第16話 とんでもインタビュー その2

「お、オホン……大変失礼しました。で、次の質問だけど、プールで溺れた岸辺さんを助けたのは沢藤君で間違いない?」


「ああ、それは間違いないです」


 そこからは昨日起きた出来事を詳細に話していく。

 行った救助については、当初はいやらしい考えもあったが、そこはなるべくオブラートに包んで話す。夏帆姉も刺激してはいけないし、墓穴を掘ってはいけない。


「情報によると、人工呼吸もしたと聞いたけど?」


「あ、ああ~……やっぱそういうことになってます?」


 うっ……やはり、そこは見逃してはくれないか。新聞部だけあって、さすがに情報が早い。すぐさま誤解を解こうとするが、時すでに遅し。その質問とほぼ同時に、案の定、夏帆姉が取り乱した。
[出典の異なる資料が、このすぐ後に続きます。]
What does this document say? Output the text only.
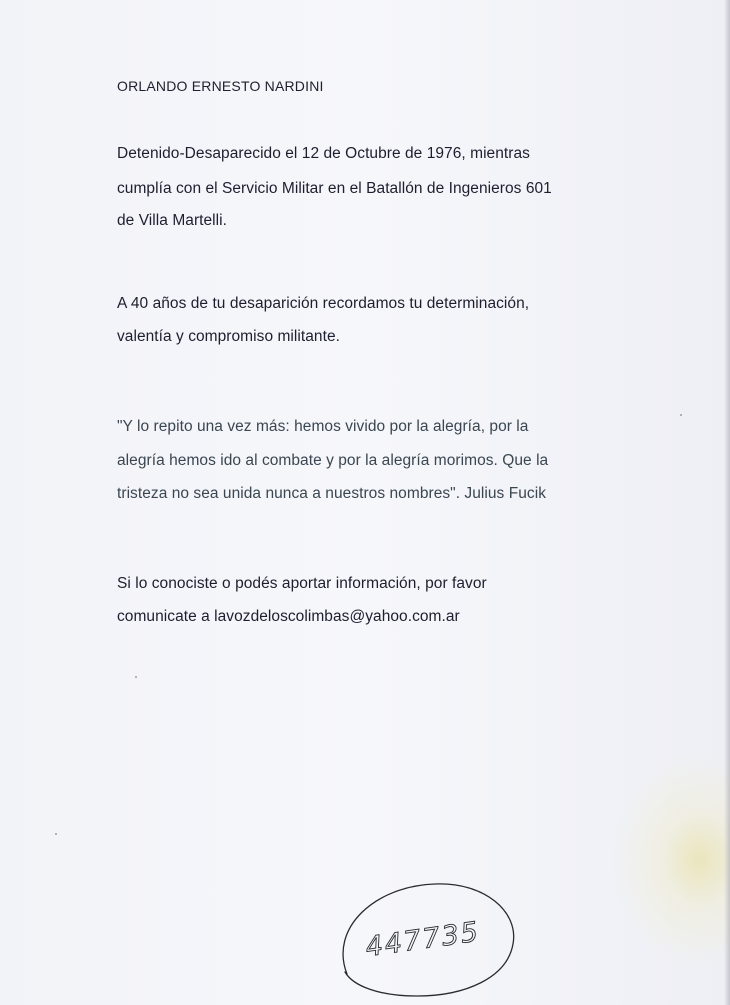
ORLANDO ERNESTO NARDINI
Detenido-Desaparecido el 12 de Octubre de 1976, mientras
cumplía con el Servicio Militar en el Batallón de Ingenieros 601
de Villa Martelli.
A 40 años de tu desaparición recordamos tu determinación,
valentía y compromiso militante.
"Y lo repito una vez más: hemos vivido por la alegría, por la
alegría hemos ido al combate y por la alegría morimos. Que la
tristeza no sea unida nunca a nuestros nombres". Julius Fucik
Si lo conociste o podés aportar información, por favor
comunicate a lavozdeloscolimbas@yahoo.com.ar
447735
「う、嘘でしょ!? 柚希君チュウしたの? そんな得体のしれないダイオウグソクムシと!」


「グソクムシ呼ばわりしない! それに緊急事態だったんだよ!」


「ということは人工呼吸したのね! よその運動部の男子たちが、そこをめっちゃ気にしてんのよね~!」


 竹雪さんのテンションが急に上がり、俺の答えを聞くのを待たず手帳に情報を書きなぐっている様子だ。
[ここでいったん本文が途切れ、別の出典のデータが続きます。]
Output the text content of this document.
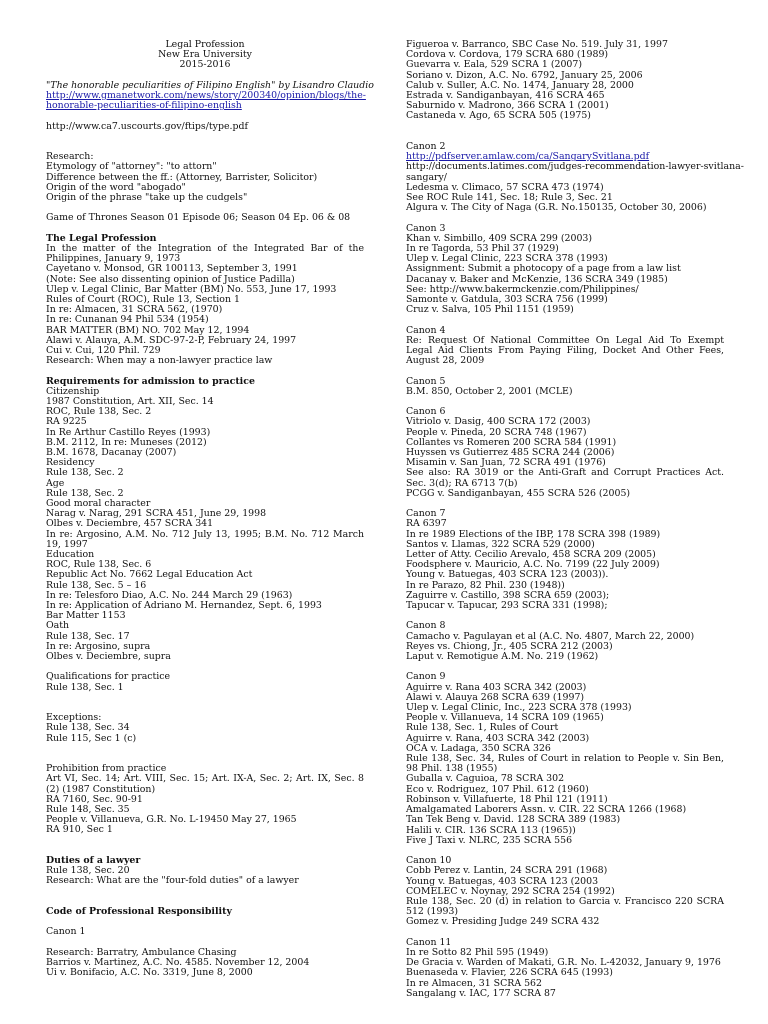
Legal Profession
New Era University
2015-2016
"The honorable peculiarities of Filipino English" by Lisandro Claudio
http://www.gmanetwork.com/news/story/200340/opinion/blogs/the-honorable-peculiarities-of-filipino-english
http://www.ca7.uscourts.gov/ftips/type.pdf
Research:
Etymology of "attorney": "to attorn"
Difference between the ff.: (Attorney, Barrister, Solicitor)
Origin of the word "abogado"
Origin of the phrase "take up the cudgels"
Game of Thrones Season 01 Episode 06; Season 04 Ep. 06 & 08
The Legal Profession
In the matter of the Integration of the Integrated Bar of the Philippines, January 9, 1973
Cayetano v. Monsod, GR 100113, September 3, 1991
(Note: See also dissenting opinion of Justice Padilla)
Ulep v. Legal Clinic, Bar Matter (BM) No. 553, June 17, 1993
Rules of Court (ROC), Rule 13, Section 1
In re: Almacen, 31 SCRA 562, (1970)
In re: Cunanan 94 Phil 534 (1954)
BAR MATTER (BM) NO. 702 May 12, 1994
Alawi v. Alauya, A.M. SDC-97-2-P, February 24, 1997
Cui v. Cui, 120 Phil. 729
Research: When may a non-lawyer practice law
Requirements for admission to practice
Citizenship
1987 Constitution, Art. XII, Sec. 14
ROC, Rule 138, Sec. 2
RA 9225
In Re Arthur Castillo Reyes (1993)
B.M. 2112, In re: Muneses (2012)
B.M. 1678, Dacanay (2007)
Residency
Rule 138, Sec. 2
Age
Rule 138, Sec. 2
Good moral character
Narag v. Narag, 291 SCRA 451, June 29, 1998
Olbes v. Deciembre, 457 SCRA 341
In re: Argosino, A.M. No. 712 July 13, 1995; B.M. No. 712 March 19, 1997
Education
ROC, Rule 138, Sec. 6
Republic Act No. 7662 Legal Education Act
Rule 138, Sec. 5 – 16
In re: Telesforo Diao, A.C. No. 244 March 29 (1963)
In re: Application of Adriano M. Hernandez, Sept. 6, 1993
Bar Matter 1153
Oath
Rule 138, Sec. 17
In re: Argosino, supra
Olbes v. Deciembre, supra
Qualifications for practice
Rule 138, Sec. 1
Exceptions:
Rule 138, Sec. 34
Rule 115, Sec 1 (c)
Prohibition from practice
Art VI, Sec. 14; Art. VIII, Sec. 15; Art. IX-A, Sec. 2; Art. IX, Sec. 8 (2) (1987 Constitution)
RA 7160, Sec. 90-91
Rule 148, Sec. 35
People v. Villanueva, G.R. No. L-19450 May 27, 1965
RA 910, Sec 1
Duties of a lawyer
Rule 138, Sec. 20
Research: What are the "four-fold duties" of a lawyer
Code of Professional Responsibility
Canon 1
Research: Barratry, Ambulance Chasing
Barrios v. Martinez, A.C. No. 4585. November 12, 2004
Ui v. Bonifacio, A.C. No. 3319, June 8, 2000
Figueroa v. Barranco, SBC Case No. 519. July 31, 1997
Cordova v. Cordova, 179 SCRA 680 (1989)
Guevarra v. Eala, 529 SCRA 1 (2007)
Soriano v. Dizon, A.C. No. 6792, January 25, 2006
Calub v. Suller, A.C. No. 1474, January 28, 2000
Estrada v. Sandiganbayan, 416 SCRA 465
Saburnido v. Madrono, 366 SCRA 1 (2001)
Castaneda v. Ago, 65 SCRA 505 (1975)
Canon 2
http://pdfserver.amlaw.com/ca/SangarySvitlana.pdf
http://documents.latimes.com/judges-recommendation-lawyer-svitlana-
sangary/
Ledesma v. Climaco, 57 SCRA 473 (1974)
See ROC Rule 141, Sec. 18; Rule 3, Sec. 21
Algura v. The City of Naga (G.R. No.150135, October 30, 2006)
Canon 3
Khan v. Simbillo, 409 SCRA 299 (2003)
In re Tagorda, 53 Phil 37 (1929)
Ulep v. Legal Clinic, 223 SCRA 378 (1993)
Assignment: Submit a photocopy of a page from a law list
Dacanay v. Baker and McKenzie, 136 SCRA 349 (1985)
See: http://www.bakermckenzie.com/Philippines/
Samonte v. Gatdula, 303 SCRA 756 (1999)
Cruz v. Salva, 105 Phil 1151 (1959)
Canon 4
Re: Request Of National Committee On Legal Aid To Exempt Legal Aid Clients From Paying Filing, Docket And Other Fees, August 28, 2009
Canon 5
B.M. 850, October 2, 2001 (MCLE)
Canon 6
Vitriolo v. Dasig, 400 SCRA 172 (2003)
People v. Pineda, 20 SCRA 748 (1967)
Collantes vs Romeren 200 SCRA 584 (1991)
Huyssen vs Gutierrez 485 SCRA 244 (2006)
Misamin v. San Juan, 72 SCRA 491 (1976)
See also: RA 3019 or the Anti-Graft and Corrupt Practices Act. Sec. 3(d); RA 6713 7(b)
PCGG v. Sandiganbayan, 455 SCRA 526 (2005)
Canon 7
RA 6397
In re 1989 Elections of the IBP, 178 SCRA 398 (1989)
Santos v. Llamas, 322 SCRA 529 (2000)
Letter of Atty. Cecilio Arevalo, 458 SCRA 209 (2005)
Foodsphere v. Mauricio, A.C. No. 7199 (22 July 2009)
Young v. Batuegas, 403 SCRA 123 (2003)).
In re Parazo, 82 Phil. 230 (1948))
Zaguirre v. Castillo, 398 SCRA 659 (2003);
Tapucar v. Tapucar, 293 SCRA 331 (1998);
Canon 8
Camacho v. Pagulayan et al (A.C. No. 4807, March 22, 2000)
Reyes vs. Chiong, Jr., 405 SCRA 212 (2003)
Laput v. Remotigue A.M. No. 219 (1962)
Canon 9
Aguirre v. Rana 403 SCRA 342 (2003)
Alawi v. Alauya 268 SCRA 639 (1997)
Ulep v. Legal Clinic, Inc., 223 SCRA 378 (1993)
People v. Villanueva, 14 SCRA 109 (1965)
Rule 138, Sec. 1, Rules of Court
Aguirre v. Rana, 403 SCRA 342 (2003)
OCA v. Ladaga, 350 SCRA 326
Rule 138, Sec. 34, Rules of Court in relation to People v. Sin Ben, 98 Phil. 138 (1955)
Guballa v. Caguioa, 78 SCRA 302
Eco v. Rodriguez, 107 Phil. 612 (1960)
Robinson v. Villafuerte, 18 Phil 121 (1911)
Amalgamated Laborers Assn. v. CIR. 22 SCRA 1266 (1968)
Tan Tek Beng v. David. 128 SCRA 389 (1983)
Halili v. CIR. 136 SCRA 113 (1965))
Five J Taxi v. NLRC, 235 SCRA 556
Canon 10
Cobb Perez v. Lantin, 24 SCRA 291 (1968)
Young v. Batuegas, 403 SCRA 123 (2003
COMELEC v. Noynay, 292 SCRA 254 (1992)
Rule 138, Sec. 20 (d) in relation to Garcia v. Francisco 220 SCRA 512 (1993)
Gomez v. Presiding Judge 249 SCRA 432
Canon 11
In re Sotto 82 Phil 595 (1949)
De Gracia v. Warden of Makati, G.R. No. L-42032, January 9, 1976
Buenaseda v. Flavier, 226 SCRA 645 (1993)
In re Almacen, 31 SCRA 562
Sangalang v. IAC, 177 SCRA 87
「そんなのないよー! 柚希君とはじめてチュウするのは私のはずなのにー!」


「ちょ、ちょ、ちょ!!」


 夏帆姉なんて、声を上げて泣き出す始末である。まずい、まずい、まずい! この展開はさすがにまずいぞ。俺は慌てて説明する。


「いや、ちょっと待って! してない! してないです! 人口呼吸をしようとしたのは確かだけど、その前に岸辺さんが現世にお戻りになったんです! 施したのは心臓マッサージだけ!」


「……なーんだ、つまんないの」


 その答えを聞くと、竹雪さんは少しがっかりした様子だった。


「でも柚希君、おっぱいは触ったんでしょ?」


「はい? お、おぉぱぁ?」


「だって、心臓マッサージしたってことは、そのダイオウグソクムシの胸に手を置いたってことじゃん! 力も込めただろうし」


 いわれてみれば、確かにそうだったかもしれない。人工呼吸ばかりに気を取られて意識してなかったが、あの豊満な胸に手を……。
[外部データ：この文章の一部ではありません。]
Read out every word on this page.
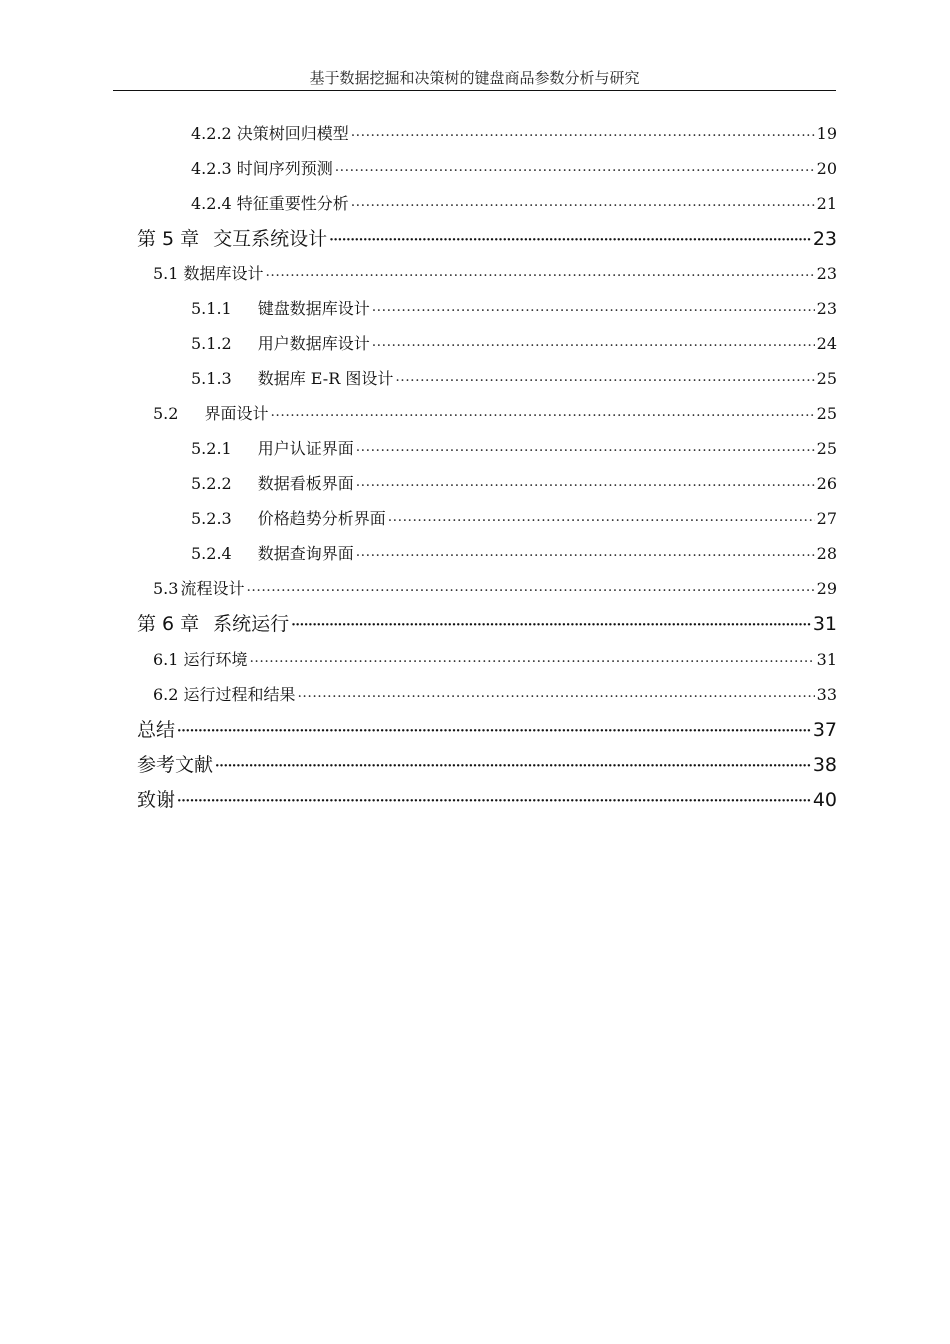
基于数据挖掘和决策树的键盘商品参数分析与研究
4.2.2 决策树回归模型 ·····	19
4.2.3 时间序列预测 ·····	20
4.2.4 特征重要性分析 ·····	21
第 5 章 交互系统设计 ·····	23
5.1 数据库设计 ·····	23
5.1.1 键盘数据库设计 ·····	23
5.1.2 用户数据库设计 ·····	24
5.1.3 数据库 E-R 图设计 ·····	25
5.2 界面设计 ·····	25
5.2.1 用户认证界面 ·····	25
5.2.2 数据看板界面 ·····	26
5.2.3 价格趋势分析界面 ·····	27
5.2.4 数据查询界面 ·····	28
5.3 流程设计 ·····	29
第 6 章 系统运行 ·····	31
6.1 运行环境 ·····	31
6.2 运行过程和结果 ·····	33
总结 ·····	37
参考文献 ·····	38
致谢 ·····	40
 俺は岸辺さんの胸の感触を思いだそうと、昨日の記憶を呼び起こす。


「や、やっぱ触ったんだー! ひ、ひどいよ~! 柚希くんが最初に触るおっぱいは私の筈なのにー!」


「ちょっ! 屋上で変な発言しないで!」


「胸は触った……っと」


「そこ! メモらない!」


 こんな感じで、とんでもなインタビューは続いていくのだった。

 ますます変な噂が流れないだろうか、誠に心配である。